Was she dead, Emily the small and clever? She thought not. She’d been in this time long enough to have seen many men deal with the death of wives. They showed loss and grief—but they didn’t do what Ian had been doing.
Could he be taking her to
meet
Emily? That was a staggering thought, but one she rejected almost immediately. It would be a month’s journey, at least, to reach the Mohawks’ territory—probably more. But then . . .
“I wondered, ken?” he said suddenly, still looking up at the sky. “D’ye feel sometimes . . . wrong?” He glanced at her helplessly, not sure whether he’d said what he meant—but she understood him perfectly.
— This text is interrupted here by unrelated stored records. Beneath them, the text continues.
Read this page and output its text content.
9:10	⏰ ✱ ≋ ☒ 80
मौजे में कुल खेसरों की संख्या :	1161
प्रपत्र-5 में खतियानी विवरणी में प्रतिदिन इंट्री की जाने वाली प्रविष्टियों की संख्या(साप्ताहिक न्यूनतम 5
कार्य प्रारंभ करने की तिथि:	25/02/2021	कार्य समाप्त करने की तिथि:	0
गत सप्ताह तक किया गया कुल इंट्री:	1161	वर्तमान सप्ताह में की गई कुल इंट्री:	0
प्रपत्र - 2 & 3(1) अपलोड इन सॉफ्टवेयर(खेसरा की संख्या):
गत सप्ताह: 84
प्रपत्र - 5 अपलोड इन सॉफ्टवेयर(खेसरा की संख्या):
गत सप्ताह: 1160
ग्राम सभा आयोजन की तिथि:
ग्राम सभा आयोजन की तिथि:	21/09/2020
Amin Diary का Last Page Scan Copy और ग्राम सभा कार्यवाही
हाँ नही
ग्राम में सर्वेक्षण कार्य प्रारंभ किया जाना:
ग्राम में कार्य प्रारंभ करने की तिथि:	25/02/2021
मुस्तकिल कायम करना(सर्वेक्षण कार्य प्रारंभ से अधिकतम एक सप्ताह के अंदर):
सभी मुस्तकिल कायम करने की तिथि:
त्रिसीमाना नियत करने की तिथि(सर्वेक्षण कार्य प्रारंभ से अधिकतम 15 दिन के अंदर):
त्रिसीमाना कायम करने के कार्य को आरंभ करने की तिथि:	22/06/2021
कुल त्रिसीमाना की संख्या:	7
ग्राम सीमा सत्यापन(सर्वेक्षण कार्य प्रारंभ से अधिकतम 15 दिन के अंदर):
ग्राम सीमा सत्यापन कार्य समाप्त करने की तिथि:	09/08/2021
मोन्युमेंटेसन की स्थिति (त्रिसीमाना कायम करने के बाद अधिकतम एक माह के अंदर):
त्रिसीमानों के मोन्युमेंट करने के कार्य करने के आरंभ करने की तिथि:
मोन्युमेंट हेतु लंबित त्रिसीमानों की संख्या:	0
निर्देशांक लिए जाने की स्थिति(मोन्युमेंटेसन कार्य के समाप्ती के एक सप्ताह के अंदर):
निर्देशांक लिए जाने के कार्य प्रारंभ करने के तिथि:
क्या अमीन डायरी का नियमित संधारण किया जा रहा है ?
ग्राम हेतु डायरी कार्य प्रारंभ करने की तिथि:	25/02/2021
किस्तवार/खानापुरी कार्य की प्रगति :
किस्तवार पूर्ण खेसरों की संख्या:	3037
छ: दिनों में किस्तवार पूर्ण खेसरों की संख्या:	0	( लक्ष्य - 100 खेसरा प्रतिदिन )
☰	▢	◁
“Yes, all the time.” She felt a sense of instant, unexpected relief at the admission. He saw the slump of her shoulders, and smiled a little, crookedly.
“Well . . . maybe not
all
the time,” she amended. “When I’m out in the woods, alone, it’s fine. Or with Roger, by ourselves. Though even then . . .” She saw Ian’s eyebrow lift, and hurried to explain. “Not that. Not being with him. It’s just that we . . . we talk about what was.”
He gave her a look in which sympathy was mingled with interest. Plainly, he would like to know about “what was,” but put that aside for the moment.
“The woods, aye?” he said. “I see that. When I’m awake, at least. Sleeping, though . . .” He turned his face back toward the empty sky and the brightening stars.
“Are you afraid—when the dark comes on?” She’d felt that now and then; a moment of deep fear at twilight—a sense of abandonment and elemental loneliness as night rose from the earth. A feeling that sometimes remained, even when she had gone inside the cabin, the bolted door secure behind her.
“No,” he said, frowning a little at her. “You are?”
“Just a little,” she said, waving it away. “Not all the time. Not now. But what is it about sleeping in the woods?”
He sat up, and rocked back a little, big hands linked around one knee, thinking.
“Aye, well . . .” he said slowly. “Sometimes I think of the auld tales— from Scotland, aye? And ones I’ve heard now and then, living wi’ the Kahnyen’kehaka. About . . . things that may come upon a man while he sleeps. To lure away his soul.”
“Things?” Despite the beauty of the stars and the peace of the evening, she felt something small and cold slide down her back. “
What
things?”
He took a deep breath and blew it out, brows puckered.
“Ye call them
sidhe
in the Gaelic. The Cherokee call them the Nunnahee. And the Mohawk have names for them, too—more than one. But when I heard Eats Turtles tell of them, I kent at once what they were. It’s the same—the Old Folk.”
“Fairies?” she said, and her incredulity must have been clear in her voice, for he glanced up sharply at her, a glint of irritation in his eyes.